5-oxoproline is an organic acid intermediate of the γ-glutamyl cycle (Figure 2), which produces the antioxidant glutathione. 5-oxoprolinemia and its resultant anion gap metabolic acidosis can occur from both hereditary and acquired mechanisms. Hereditary causes include rare deficiencies in two essential enzymes in the γ-glutamyl cycle: glutathione synthetase and 5-oxoprolinase (5). Acquired 5-oxoprolinemia results from longstanding depletion of glutathione and cysteine stores that occurs due to malnutrition, sepsis, and chronic acetaminophen use (6). The acetaminophen is typically not in the toxic range and is more often due to chronic use within the accepted therapeutic range. Reduced glutathione levels eliminate the feedback inhibition of γ-glutamyl cysteine synthetase (Figure 2), causing accumulation of γ-glutamyl cysteine that is subsequently metabolized to 5-oxoproline.
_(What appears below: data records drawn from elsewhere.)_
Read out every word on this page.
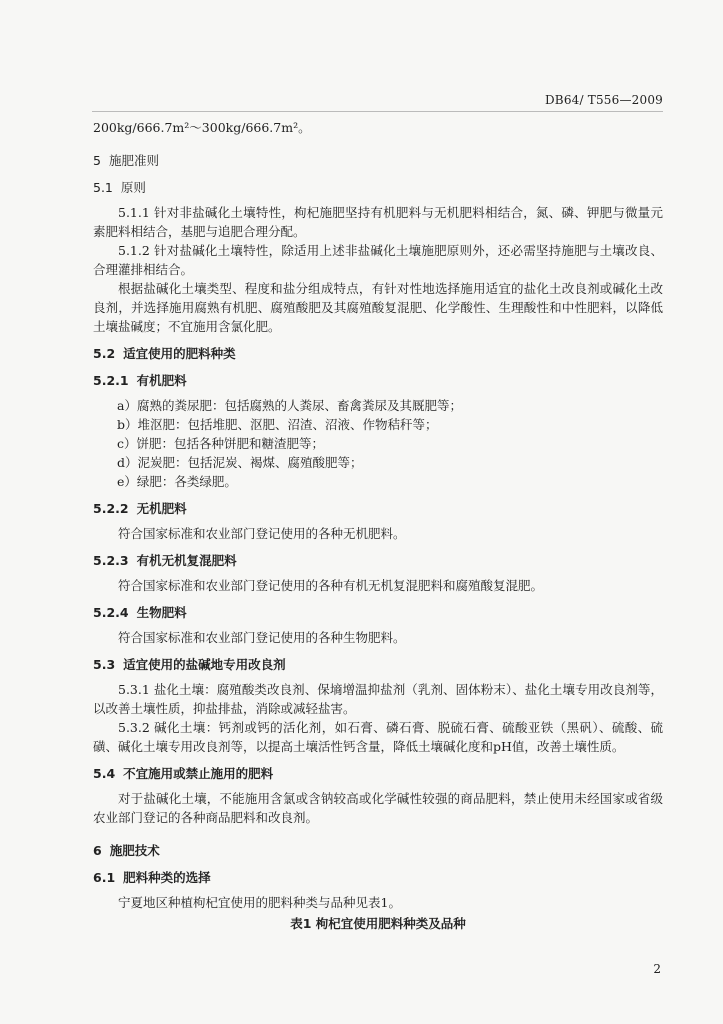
DB64/ T556—2009

200kg/666.7m²～300kg/666.7m²。

5 施肥准则
5.1 原则

5.1.1 针对非盐碱化土壤特性，枸杞施肥坚持有机肥料与无机肥料相结合，氮、磷、钾肥与微量元素肥料相结合，基肥与追肥合理分配。

5.1.2 针对盐碱化土壤特性，除适用上述非盐碱化土壤施肥原则外，还必需坚持施肥与土壤改良、合理灌排相结合。

根据盐碱化土壤类型、程度和盐分组成特点，有针对性地选择施用适宜的盐化土改良剂或碱化土改良剂，并选择施用腐熟有机肥、腐殖酸肥及其腐殖酸复混肥、化学酸性、生理酸性和中性肥料，以降低土壤盐碱度；不宜施用含氯化肥。

5.2 适宜使用的肥料种类
5.2.1 有机肥料

a）腐熟的粪尿肥：包括腐熟的人粪尿、畜禽粪尿及其厩肥等；

b）堆沤肥：包括堆肥、沤肥、沼渣、沼液、作物秸秆等；

c）饼肥：包括各种饼肥和糖渣肥等；

d）泥炭肥：包括泥炭、褐煤、腐殖酸肥等；

e）绿肥：各类绿肥。

5.2.2 无机肥料

符合国家标准和农业部门登记使用的各种无机肥料。

5.2.3 有机无机复混肥料

符合国家标准和农业部门登记使用的各种有机无机复混肥料和腐殖酸复混肥。

5.2.4 生物肥料

符合国家标准和农业部门登记使用的各种生物肥料。

5.3 适宜使用的盐碱地专用改良剂

5.3.1 盐化土壤：腐殖酸类改良剂、保墒增温抑盐剂（乳剂、固体粉末）、盐化土壤专用改良剂等，以改善土壤性质，抑盐排盐，消除或减轻盐害。

5.3.2 碱化土壤：钙剂或钙的活化剂，如石膏、磷石膏、脱硫石膏、硫酸亚铁（黑矾）、硫酸、硫磺、碱化土壤专用改良剂等，以提高土壤活性钙含量，降低土壤碱化度和pH值，改善土壤性质。

5.4 不宜施用或禁止施用的肥料

对于盐碱化土壤，不能施用含氯或含钠较高或化学碱性较强的商品肥料，禁止使用未经国家或省级农业部门登记的各种商品肥料和改良剂。

6 施肥技术
6.1 肥料种类的选择

宁夏地区种植枸杞宜使用的肥料种类与品种见表1。

表1 枸杞宜使用肥料种类及品种

2
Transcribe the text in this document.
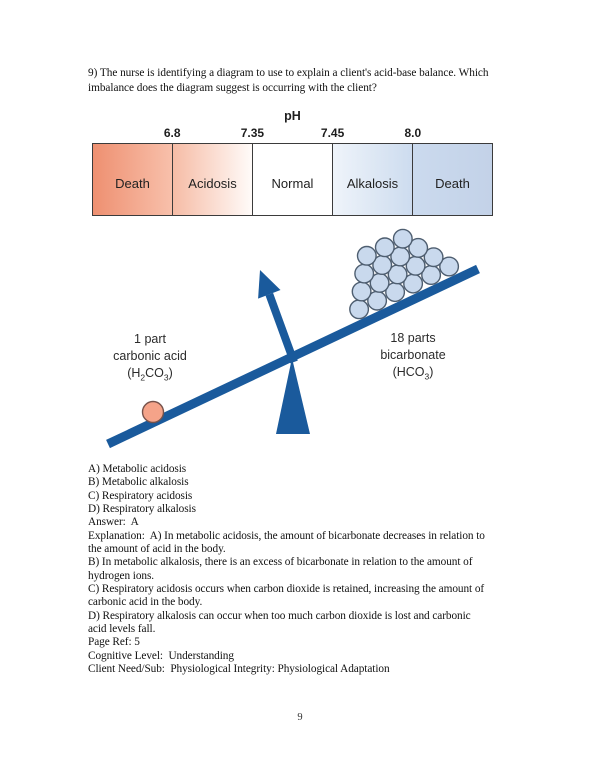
9) The nurse is identifying a diagram to use to explain a client's acid-base balance. Which
imbalance does the diagram suggest is occurring with the client?
pH
6.8	7.35	7.45	8.0
Death	Acidosis	Normal	Alkalosis	Death
1 part
carbonic acid
$(H_2CO_3)$
18 parts
bicarbonate
$(HCO_3)$
A) Metabolic acidosis
B) Metabolic alkalosis
C) Respiratory acidosis
D) Respiratory alkalosis
Answer:  A
Explanation:  A) In metabolic acidosis, the amount of bicarbonate decreases in relation to
the amount of acid in the body.
B) In metabolic alkalosis, there is an excess of bicarbonate in relation to the amount of
hydrogen ions.
C) Respiratory acidosis occurs when carbon dioxide is retained, increasing the amount of
carbonic acid in the body.
D) Respiratory alkalosis can occur when too much carbon dioxide is lost and carbonic
acid levels fall.
Page Ref: 5
Cognitive Level:  Understanding
Client Need/Sub:  Physiological Integrity: Physiological Adaptation
9
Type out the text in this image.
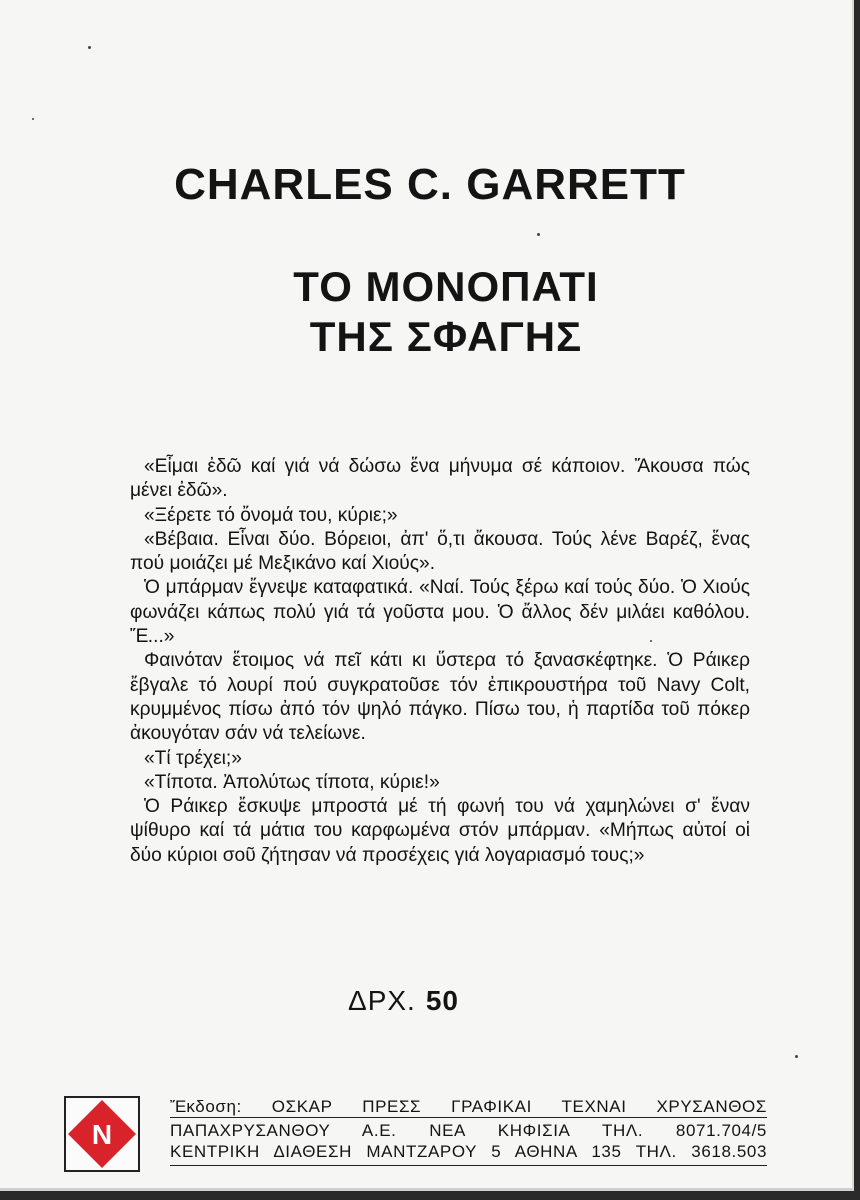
CHARLES C. GARRETT
ΤΟ ΜΟΝΟΠΑΤΙ
ΤΗΣ ΣΦΑΓΗΣ

«Εἶμαι ἐδῶ καί γιά νά δώσω ἕνα μήνυμα σέ κάποιον. Ἄκουσα πώς μένει ἐδῶ».

«Ξέρετε τό ὄνομά του, κύριε;»

«Βέβαια. Εἶναι δύο. Βόρειοι, ἀπ' ὅ,τι ἄκουσα. Τούς λένε Βαρέζ, ἕνας πού μοιάζει μέ Μεξικάνο καί Χιούς».

Ὁ μπάρμαν ἔγνεψε καταφατικά. «Ναί. Τούς ξέρω καί τούς δύο. Ὁ Χιούς φωνάζει κάπως πολύ γιά τά γοῦστα μου. Ὁ ἄλλος δέν μιλάει καθόλου. Ἔ...»

Φαινόταν ἕτοιμος νά πεῖ κάτι κι ὕστερα τό ξανασκέφτηκε. Ὁ Ράικερ ἔβγαλε τό λουρί πού συγκρατοῦσε τόν ἐπικρουστήρα τοῦ Navy Colt, κρυμμένος πίσω ἀπό τόν ψηλό πάγκο. Πίσω του, ἡ παρτίδα τοῦ πόκερ ἀκουγόταν σάν νά τελείωνε.

«Τί τρέχει;»

«Τίποτα. Ἀπολύτως τίποτα, κύριε!»

Ὁ Ράικερ ἔσκυψε μπροστά μέ τή φωνή του νά χαμηλώνει σ' ἕναν ψίθυρο καί τά μάτια του καρφωμένα στόν μπάρμαν. «Μήπως αὐτοί οἱ δύο κύριοι σοῦ ζήτησαν νά προσέχεις γιά λογαριασμό τους;»

ΔΡΧ. 50
N
Ἔκδοση: ΟΣΚΑΡ ΠΡΕΣΣ ΓΡΑΦΙΚΑΙ ΤΕΧΝΑΙ ΧΡΥΣΑΝΘΟΣ
ΠΑΠΑΧΡΥΣΑΝΘΟΥ Α.Ε. ΝΕΑ ΚΗΦΙΣΙΑ ΤΗΛ. 8071.704/5
ΚΕΝΤΡΙΚΗ ΔΙΑΘΕΣΗ ΜΑΝΤΖΑΡΟΥ 5 ΑΘΗΝΑ 135 ΤΗΛ. 3618.503
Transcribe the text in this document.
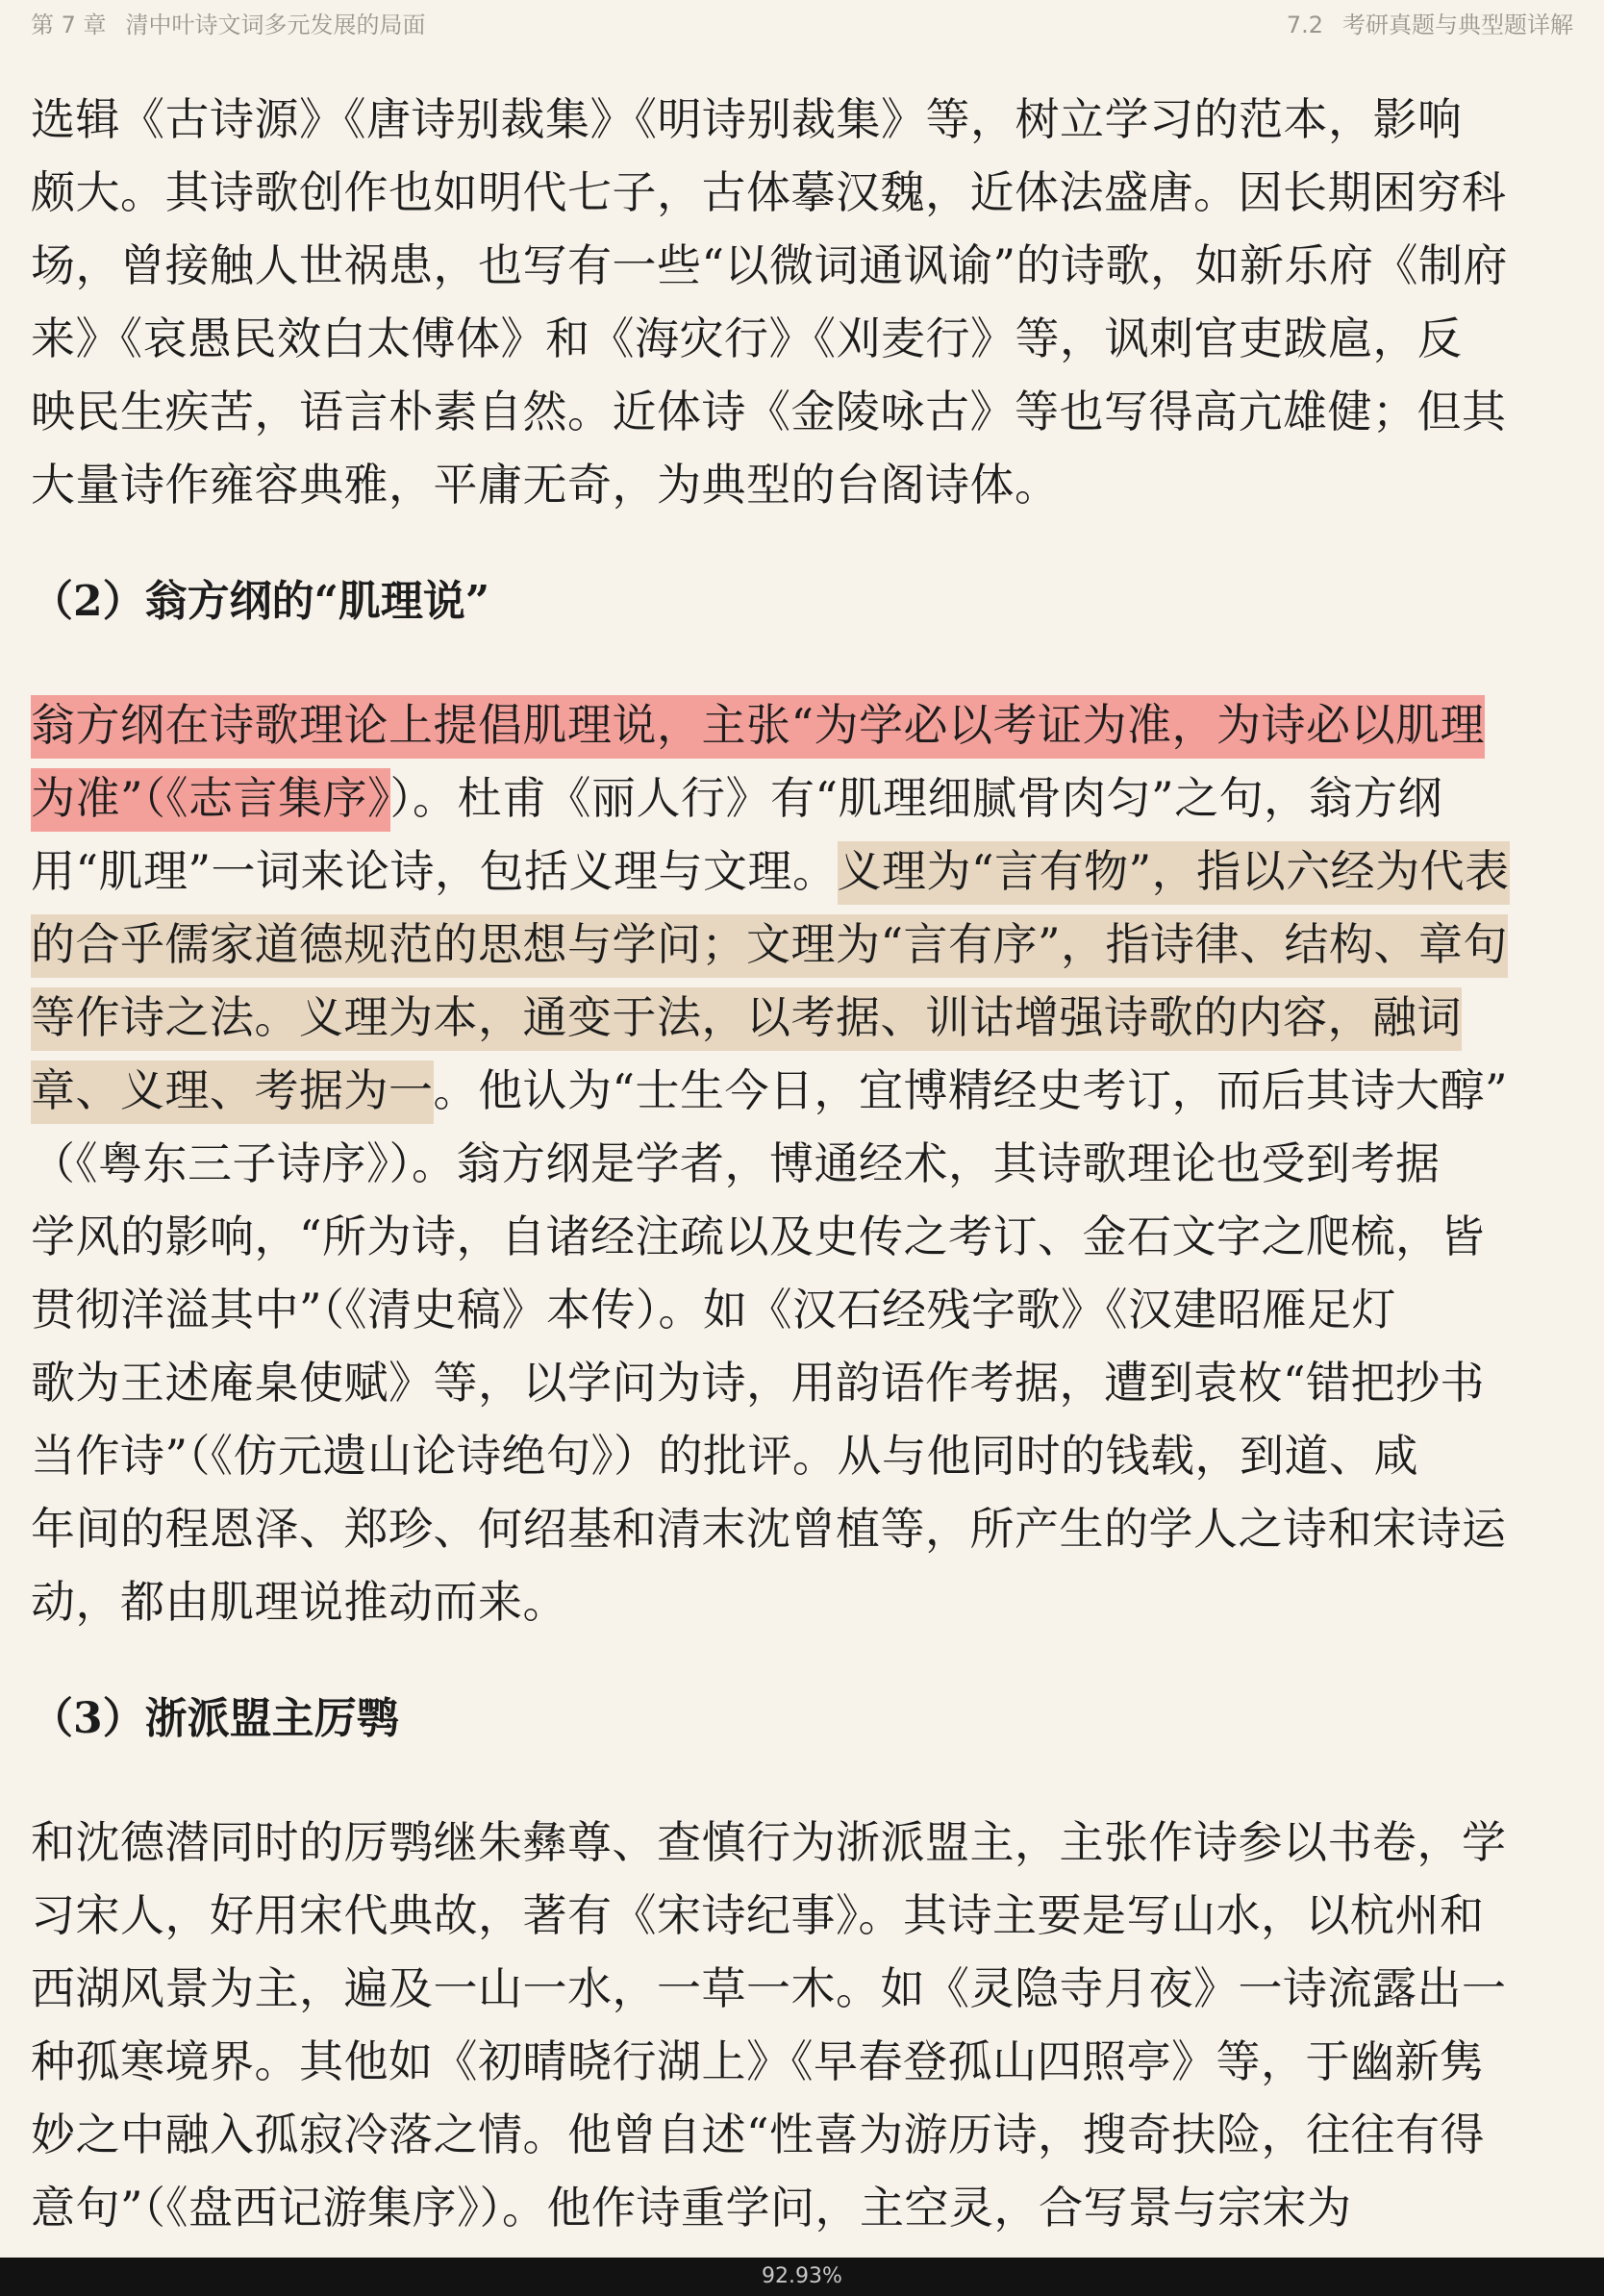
第 7 章 清中叶诗文词多元发展的局面	7.2 考研真题与典型题详解

选辑《古诗源》《唐诗别裁集》《明诗别裁集》等，树立学习的范本，影响
颇大。其诗歌创作也如明代七子，古体摹汉魏，近体法盛唐。因长期困穷科
场，曾接触人世祸患，也写有一些“以微词通讽谕”的诗歌，如新乐府《制府
来》《哀愚民效白太傅体》和《海灾行》《刈麦行》等，讽刺官吏跋扈，反
映民生疾苦，语言朴素自然。近体诗《金陵咏古》等也写得高亢雄健；但其
大量诗作雍容典雅，平庸无奇，为典型的台阁诗体。

（2）翁方纲的“肌理说”

翁方纲在诗歌理论上提倡肌理说，主张“为学必以考证为准，为诗必以肌理
为准”（《志言集序》）。杜甫《丽人行》有“肌理细腻骨肉匀”之句，翁方纲
用“肌理”一词来论诗，包括义理与文理。义理为“言有物”，指以六经为代表
的合乎儒家道德规范的思想与学问；文理为“言有序”，指诗律、结构、章句
等作诗之法。义理为本，通变于法，以考据、训诂增强诗歌的内容，融词
章、义理、考据为一。他认为“士生今日，宜博精经史考订，而后其诗大醇”
（《粤东三子诗序》）。翁方纲是学者，博通经术，其诗歌理论也受到考据
学风的影响，“所为诗，自诸经注疏以及史传之考订、金石文字之爬梳，皆
贯彻洋溢其中”（《清史稿》本传）。如《汉石经残字歌》《汉建昭雁足灯
歌为王述庵臬使赋》等，以学问为诗，用韵语作考据，遭到袁枚“错把抄书
当作诗”（《仿元遗山论诗绝句》）的批评。从与他同时的钱载，到道、咸
年间的程恩泽、郑珍、何绍基和清末沈曾植等，所产生的学人之诗和宋诗运
动，都由肌理说推动而来。

（3）浙派盟主厉鹗

和沈德潜同时的厉鹗继朱彝尊、查慎行为浙派盟主，主张作诗参以书卷，学
习宋人，好用宋代典故，著有《宋诗纪事》。其诗主要是写山水，以杭州和
西湖风景为主，遍及一山一水，一草一木。如《灵隐寺月夜》一诗流露出一
种孤寒境界。其他如《初晴晓行湖上》《早春登孤山四照亭》等，于幽新隽
妙之中融入孤寂冷落之情。他曾自述“性喜为游历诗，搜奇扶险，往往有得
意句”（《盘西记游集序》）。他作诗重学问，主空灵，合写景与宗宋为

92.93%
Reduced cysteine levels prevent conversion of γ-glutamyl phosphate to γ-glutamyl cysteine despite the increased activity of γ-glutamyl cysteine synthetase, as cysteine is required for this reaction. Instead, γ-glutamyl phosphate is converted to 5-oxoproline as part of a futile ATP-depleting cycle (4).

Figure 2.

Figure 2.

The γ-glutamyl cycle. Reprinted from Fenves et al, 2006 (2) with permission from the American Society of Nephrology.

The utility of NAC for acute acetaminophen toxicity is well known (7). It has also been postulated that NAC may be of benefit in cases of acquired 5-oxoprolinemia, as it has been shown to increase glutathione and cysteine levels in patients with hereditary glutathione synthetase deficiency (8). Theoretically, repletion of glutathione stores should reestablish the feedback inhibition of γ-glutamyl cysteine synthetase, thereby reducing the conversion of γ-glutamyl cysteine to 5-oxoproline. Repletion of cysteine stores should reestablish conversion of γ-glutamyl phosphate to γ-glutamyl cysteine, thereby preventing conversion of γ-glutamyl phosphate to 5-oxoproline and breaking the futile ATP-depleting cycle. Reported evidence in the literature supporting NAC administration for 5-oxoprolinemia is limited (9, 10). Although the profound anion gap metabolic acidosis persisted for a week in our patient despite discontinuation of acetaminophen, the anion gap metabolic acidosis rapidly resolved after NAC administration. We suggest that NAC, along with discontinuation of acetaminophen, is the preferred treatment for 5-oxoproline metabolic acidosis.